Recent legal developments

The FAA has granted several companies a waiver that allows drone operation beyond line of sight.  This is a major milestone for all kinds of drone operations, and has allowed some companies to begin pilot programs that conduct real-time deliveries in the United States.  Even though these companies are offering drone delivery to limited customers, there are still several regulatory issues that need to be addressed in order to scale.  For one, pilots are currently only allowed to operate one drone at a time, which means no automation can happen just yet.  In the future, it will be much more cost effective to use artificial intelligence (AI) to operate dozens of drones while one person monitors the system.  For this to happen the company is going to have to conduct tests for the FAA proving the safety of the technology.  They will also need to address private property, which extends 400 feet above the ground.  This is easy enough for the customer who requested the delivery, but it effectively limits flying over roads since drones are not allowed to fly over 400 feet where aircrafts operate.

Logistics and fulfillment implications

Many companies have been using drones for last mile delivery, operating out of delivery trucks.  This method uses infrastructure that already exists, and simply makes it more efficient.  To be able to scale, additional infrastructure upgrades must be implemented, including setting up additional warehouses or “beehives” for the drones to operate out of.  For retail stores this could simply mean operating out of the back lot or loading dock, or on the roof.  For delivery companies, this could potentially look like franchising out the beehives to third party logistics (3PL) companies. Cloud-based warehouse management solutions can provide rapid deployment of additional warehouses as needed. Currently, drone delivery is only able to work with fast moving consumer goods, such as coffee and groceries.  If products with generally lower inventory turnovers start getting delivered in 30 minutes or less, there would simply be empty warehouse shelves which would lead to either goods taking up shelf space in a high-volume warehouse or getting delivered too quickly and having an empty shelf.  Companies need to develop a robust replenishment schedule using more flexible demand planning solutions in order to accommodate this new way of fulfillment.  Along with shorter delivery times will come an increased strain on the entire supply chain.  Shipping companies have seen a record number of shipping containers lost at sea due to increased purchases during COVID.  According to Bloomberg, many safety measures are being bypassed in order to meet demand, and 2021 is on pace to lose even more shipping containers than 2020.

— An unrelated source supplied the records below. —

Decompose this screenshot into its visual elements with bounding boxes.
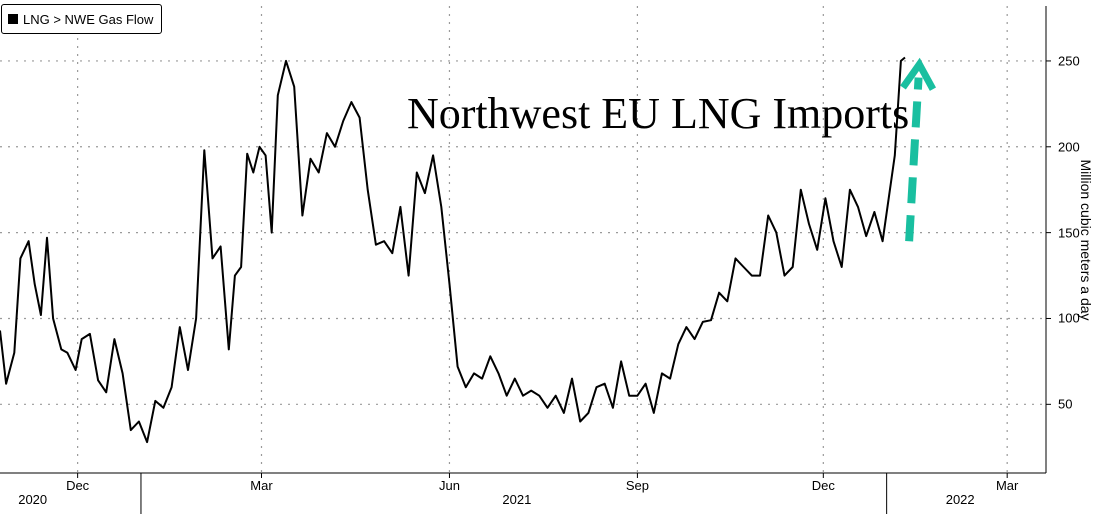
annotation-layer bbox=[900, 57, 936, 242]
legend: LNG > NWE Gas Flow bbox=[1, 4, 163, 34]
legend-swatch bbox=[8, 14, 18, 24]
chart-title: Northwest EU LNG Imports bbox=[407, 89, 910, 138]
x-month-label: Mar bbox=[995, 478, 1019, 493]
x-year-label: 2020 bbox=[18, 492, 48, 507]
x-year-label: 2022 bbox=[945, 492, 975, 507]
y-axis-label: Million cubic meters a day bbox=[1078, 159, 1094, 321]
legend-label: LNG > NWE Gas Flow bbox=[23, 11, 154, 27]
x-month-label: Sep bbox=[625, 478, 649, 493]
y-tick-label: 150 bbox=[1058, 225, 1080, 241]
x-month-label: Mar bbox=[250, 478, 273, 493]
y-tick-label: 250 bbox=[1058, 53, 1080, 69]
y-tick-label: 50 bbox=[1058, 396, 1073, 412]
y-tick-label: 100 bbox=[1058, 310, 1080, 326]
y-tick-label: 200 bbox=[1058, 139, 1080, 155]
arrow-head bbox=[900, 57, 936, 91]
arrow-shaft bbox=[905, 77, 923, 242]
series-line bbox=[0, 56, 906, 444]
x-year-label: 2021 bbox=[502, 492, 532, 507]
x-month-label: Dec bbox=[66, 478, 90, 493]
series-layer bbox=[0, 56, 906, 444]
grid bbox=[0, 6, 1046, 473]
x-month-label: Jun bbox=[438, 478, 460, 493]
x-month-label: Dec bbox=[811, 478, 835, 493]
axes bbox=[0, 6, 1051, 514]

While most drone companies are relying on in-house software, there are also start-ups who are partnering with 3PLs to implement drone delivery services.  The introduction and increasing use of drones for last mile deliveries will impact a company’s supply chain, from demand and supply planning to transportation and warehousing. This new method of fulfillment will require a flexible and adaptive supply chain management solution.